Climate change is real, and a big threat to our beloved ski holidays. Of course, that’s while we’re limited to Earth. Who knows? Perhaps someday we’ll be forced to look elsewhere in the solar system for prime ski resorts. We’ve put together your Ski Guide to the Universe for all the whimsical destinations we would love to put our ski boot-shaped footprint on.
Ice on Mars
The famous red planet is home to northern and southern polar ice caps that can both shrink and grow depending on the season up there. During wintertime, these caps see little to no sun, meaning they freeze over to become fantastic ski slopes. However, you’d have to be a committed skier. According to NASA, it would take a year to complete a round trip there and back, with an additional minimum of 18-20 months spent on Mars, waiting for the planets to re-align before you can come home. Making this a ski holiday lasting 2 and a half years!
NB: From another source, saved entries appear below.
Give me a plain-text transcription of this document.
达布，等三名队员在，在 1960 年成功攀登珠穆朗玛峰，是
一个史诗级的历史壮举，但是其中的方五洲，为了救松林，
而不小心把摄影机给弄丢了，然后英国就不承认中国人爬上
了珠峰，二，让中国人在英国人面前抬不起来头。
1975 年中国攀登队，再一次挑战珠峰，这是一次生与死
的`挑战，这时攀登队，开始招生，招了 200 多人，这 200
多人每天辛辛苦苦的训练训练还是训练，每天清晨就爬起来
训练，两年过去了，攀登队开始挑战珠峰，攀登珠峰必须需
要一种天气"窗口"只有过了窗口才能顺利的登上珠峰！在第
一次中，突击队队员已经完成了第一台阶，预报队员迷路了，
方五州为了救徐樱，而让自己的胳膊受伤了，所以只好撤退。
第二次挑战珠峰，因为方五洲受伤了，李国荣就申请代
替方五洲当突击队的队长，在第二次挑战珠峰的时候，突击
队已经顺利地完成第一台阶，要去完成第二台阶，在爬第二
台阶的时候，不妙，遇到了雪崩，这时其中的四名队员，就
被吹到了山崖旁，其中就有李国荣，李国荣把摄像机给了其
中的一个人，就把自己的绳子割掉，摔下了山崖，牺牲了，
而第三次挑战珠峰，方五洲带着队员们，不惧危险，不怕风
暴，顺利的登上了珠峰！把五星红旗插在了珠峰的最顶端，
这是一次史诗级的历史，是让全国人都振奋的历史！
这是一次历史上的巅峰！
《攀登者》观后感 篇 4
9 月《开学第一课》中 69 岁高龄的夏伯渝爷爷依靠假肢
Seasons behave very differently on other planets. Although, generally, these changes are caused by axial tilt and orbital variations, weather variations occur much more obviously in planets closer to the Sun than we are. Venus and Jupiter have an axial tilt of 3 degrees, making their seasons virtually identical to our own, however, because of Jupiter’s distance from the sun. its seasons change at a much slower pace, with an average length of three years. More impressive still, Neptune’s seasons are known to last for a whopping 40 years! Talk about an endless winter! (You might find the lack of oxygen a bit hard to get past however).
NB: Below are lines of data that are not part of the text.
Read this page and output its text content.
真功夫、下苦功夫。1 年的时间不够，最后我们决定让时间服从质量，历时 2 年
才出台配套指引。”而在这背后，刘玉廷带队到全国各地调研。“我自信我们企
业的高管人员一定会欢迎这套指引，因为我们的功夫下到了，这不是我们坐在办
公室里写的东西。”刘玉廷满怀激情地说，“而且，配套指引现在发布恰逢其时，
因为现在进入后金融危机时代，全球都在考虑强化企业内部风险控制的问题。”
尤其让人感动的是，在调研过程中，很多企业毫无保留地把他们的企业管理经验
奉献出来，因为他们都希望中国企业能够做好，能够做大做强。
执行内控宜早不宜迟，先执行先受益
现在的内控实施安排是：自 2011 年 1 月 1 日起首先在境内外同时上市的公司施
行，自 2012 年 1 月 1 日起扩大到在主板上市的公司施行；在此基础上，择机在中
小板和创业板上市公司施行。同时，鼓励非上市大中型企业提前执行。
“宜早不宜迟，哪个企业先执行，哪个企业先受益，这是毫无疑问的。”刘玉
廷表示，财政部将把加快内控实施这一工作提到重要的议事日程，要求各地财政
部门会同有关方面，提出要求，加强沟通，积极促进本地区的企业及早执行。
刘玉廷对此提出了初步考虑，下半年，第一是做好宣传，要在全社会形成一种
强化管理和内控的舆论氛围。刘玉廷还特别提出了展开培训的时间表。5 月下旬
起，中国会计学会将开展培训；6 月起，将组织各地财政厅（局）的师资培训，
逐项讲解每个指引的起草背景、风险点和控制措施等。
Hitting the Interplanetary Slopes on Enceladus
Enceladus is Saturn’s sixth largest moon, and a wicked location for skiing. Enceladus plays proud host to numerous awesome geysers, known for firing thousands of ice particles into the air, and above the moon’s surface. The result is similar to snowfall as they fall back down, coating the whole moon in minute, glimmering crystals. This “snow” would make for perfect ski conditions. However, as of yet, there is not enough volume of it coating the surface. Give it a few million years and we reckon you’ve got yourself a ski resort. (If you feel up to braving temperatures of minus 330 degrees Fahrenheit that is.)
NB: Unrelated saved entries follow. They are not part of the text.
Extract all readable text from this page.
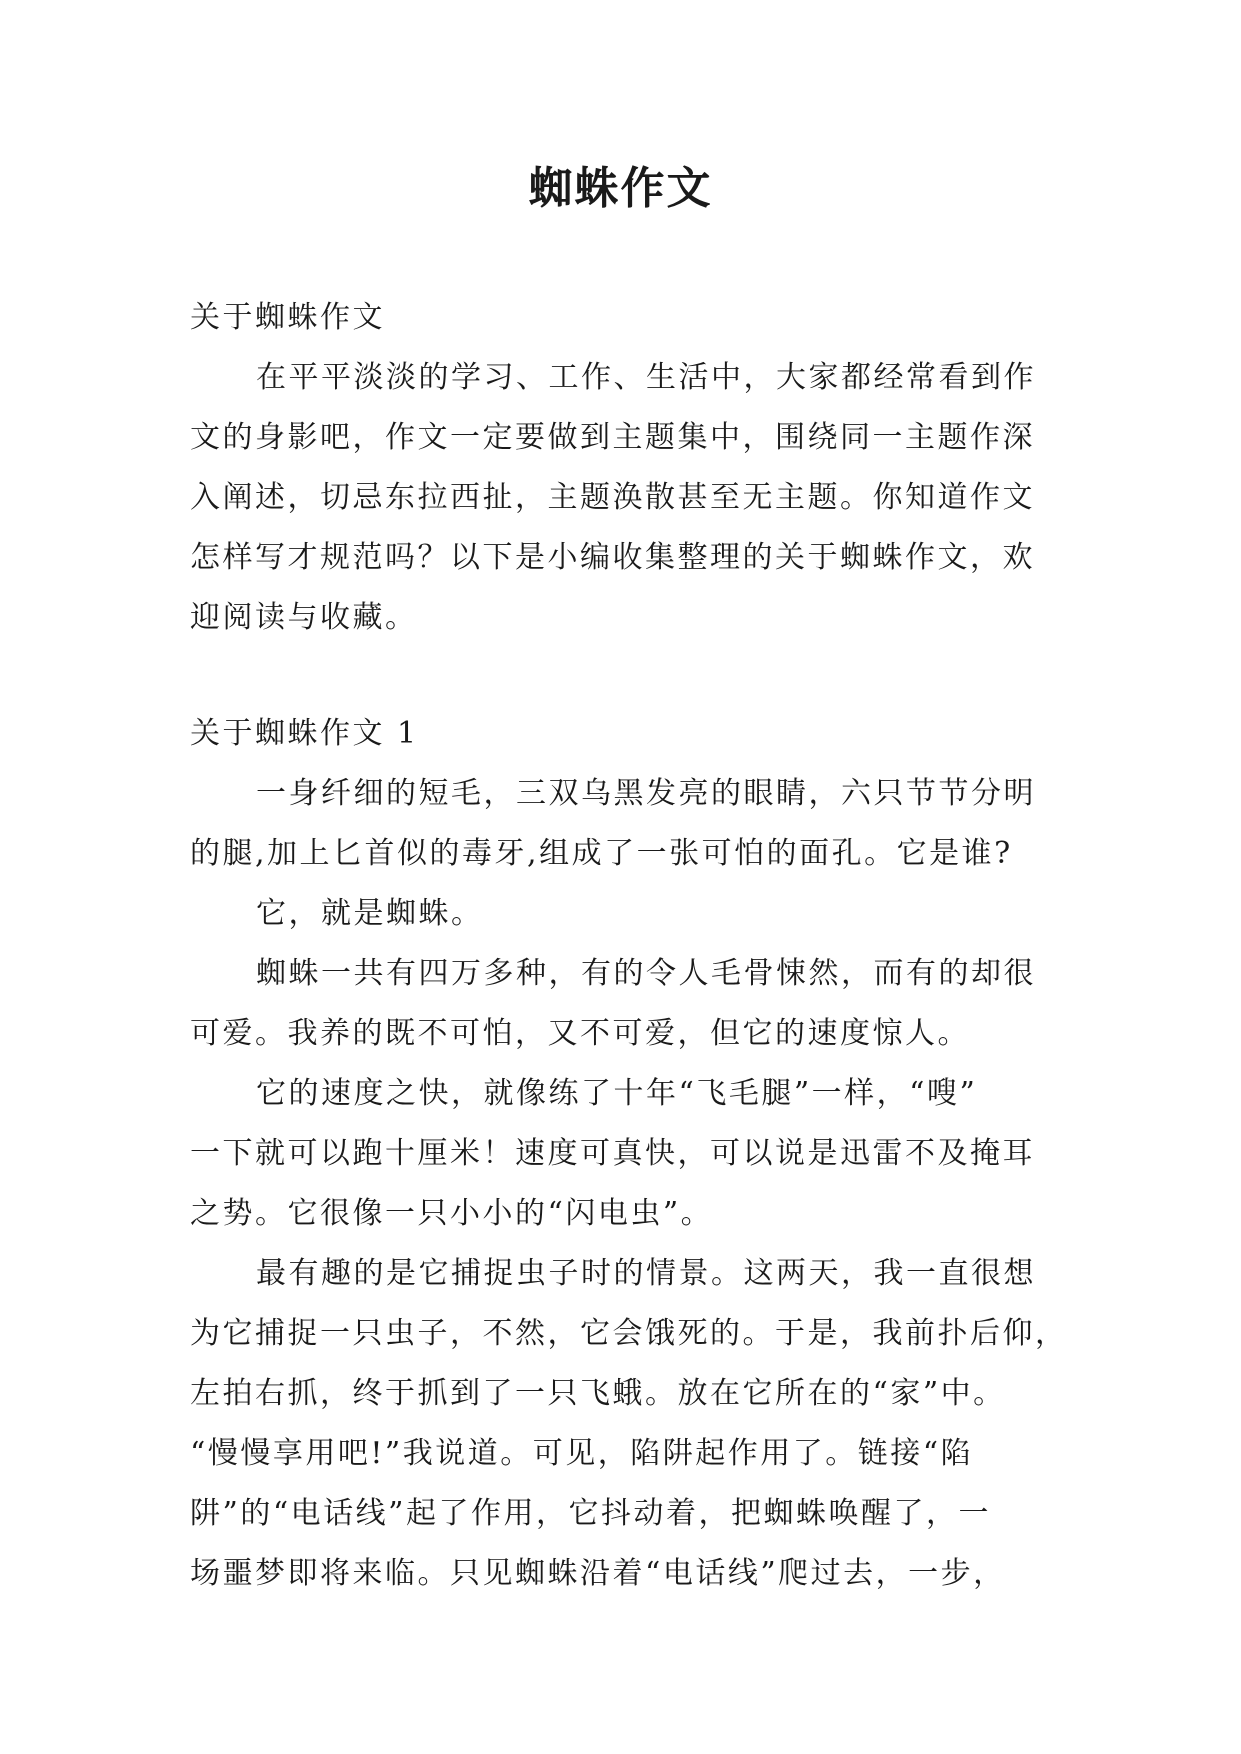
蜘蛛作文
关于蜘蛛作文
在平平淡淡的学习、工作、生活中，大家都经常看到作
文的身影吧，作文一定要做到主题集中，围绕同一主题作深
入阐述，切忌东拉西扯，主题涣散甚至无主题。你知道作文
怎样写才规范吗？以下是小编收集整理的关于蜘蛛作文，欢
迎阅读与收藏。
关于蜘蛛作文 1
一身纤细的短毛，三双乌黑发亮的眼睛，六只节节分明
的腿,加上匕首似的毒牙,组成了一张可怕的面孔。它是谁?
它，就是蜘蛛。
蜘蛛一共有四万多种，有的令人毛骨悚然，而有的却很
可爱。我养的既不可怕，又不可爱，但它的速度惊人。
它的速度之快，就像练了十年“飞毛腿”一样，“嗖”
一下就可以跑十厘米！速度可真快，可以说是迅雷不及掩耳
之势。它很像一只小小的“闪电虫”。
最有趣的是它捕捉虫子时的情景。这两天，我一直很想
为它捕捉一只虫子，不然，它会饿死的。于是，我前扑后仰，
左拍右抓，终于抓到了一只飞蛾。放在它所在的“家”中。
“慢慢享用吧!”我说道。可见，陷阱起作用了。链接“陷
阱”的“电话线”起了作用，它抖动着，把蜘蛛唤醒了，一
场噩梦即将来临。只见蜘蛛沿着“电话线”爬过去，一步，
Slopes Three Times Higher than Everest
Situated in Mars is Olympus Mons – the tallest planetary volcano in the entirety of the solar system. This enormous Martian mountain stands at an impressive 21.9 km, (or 13.6 miles), with a width of 340 miles (or 550 kilometres). Hawaii’s Mauna Loa, the tallest volcano on Earth, only manages 2.6 miles above sea level in comparison. Whilst Olympus Mons houses ice glaciers and snow deposits, it’s not an ideal ski holiday destination unless you want to re-enact the fall of Pompeii, as it may still be active with the potential to erupt.
Pack Warm for Triton
The largest of Neptune’s fourteen moons is Triton – One of the coldest masses in our solar system. Triton is home to fantastical ice volcanoes that spew nitrogen gas, laced with tiny dark particles. These particles are estimated to go as high as five miles before flying back down and striking the moon’s surface. Triton is so cold, the ground is composed of frozen nitrogen, with an air temperature of minus 391 degrees Fahrenheit. “brrr!”